Der E-Commerce muss den Retouren-Wahnsinn in den Griff bekommen

Von: Florian Kolf

Die Rücksendungen sind weder ökonomisch noch ökologisch sinnvoll. Die Onlinehändler müssen das Problem angehen – auch im eigenen Interesse.

Durch die vielen Rücksendungen fallen enorme Mengen an Verpackungsmüll an. © Julian Röder/OSTKREUZ

Retouren

Durch die vielen Rücksendungen fallen enorme Mengen an Verpackungsmüll an.

Um den ganzen Wahnsinn wirklich zu begreifen, müsste man die Pakete, die deutsche Onlinekäufer retournieren, eigentlich mal nebeneinander legen. Nimmt man allein die Retouren von Zalando aus dem Weihnachtsquartal, also voraussichtlich rund 15 Millionen Sendungen, und geht von einer Kantenlänge von etwa 30 Zentimetern aus, ergäbe sich eine Strecke von der Firmenzentrale in Berlin bis nach Dakar im Senegal.

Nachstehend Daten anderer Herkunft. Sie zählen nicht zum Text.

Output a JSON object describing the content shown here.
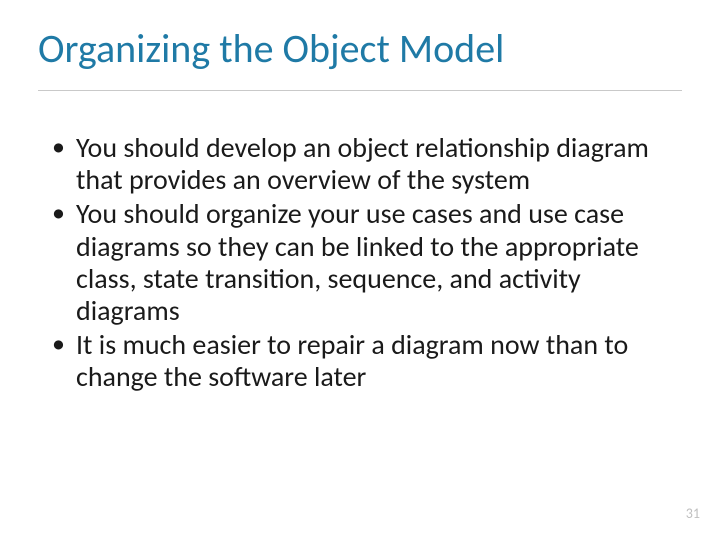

Dass diese Verschwendung von Ressourcen ökonomisch wie ökologisch keinen Sinn ergibt, liegt auf der Hand. Doch mit erhobenem Zeigefinger auf den unverantwortlichen Konsumenten zu schimpfen, der leichtfertig bestellt und wieder zurückschickt, hilft nicht weiter. Sicher gibt es Menschen, die das gesetzlich garantierte Rückgaberecht missbrauchen.

Doch dass es Retouren gibt, liegt auch in der Natur des E-Commerce. Gerade im Modehandel kann der Kunde nicht sicher sein, dass das, was er nach Bildern bestellt hat, in Größe oder Material wirklich seinen Wünschen entspricht. Das war schon zu den Zeiten des Versandhandels nach Katalogauswahl so.

Die Hoffnungen ruhen deshalb auf den Onlinehändlern. Angetrieben durch den Konkurrenzdruck hatten sie es Kunden immer leichter gemacht, Ware zu retournieren, die Rückgabefristen auf bis zu 100 Tage ausgedehnt und kostenlose Rücksendungen beibehalten, obwohl das nicht mehr Pflicht ist.

Doch es ist ein Umdenken zu beobachten. Denn immer stärker zeigen sich die Kehrseiten des ungehemmten Lieferwahns: Verstopfte Innenstädte, Berge von Papp- und Plastikmüll, Vernichtung von Neuware, die durch das Hin- und Herschicken unbrauchbar geworden ist.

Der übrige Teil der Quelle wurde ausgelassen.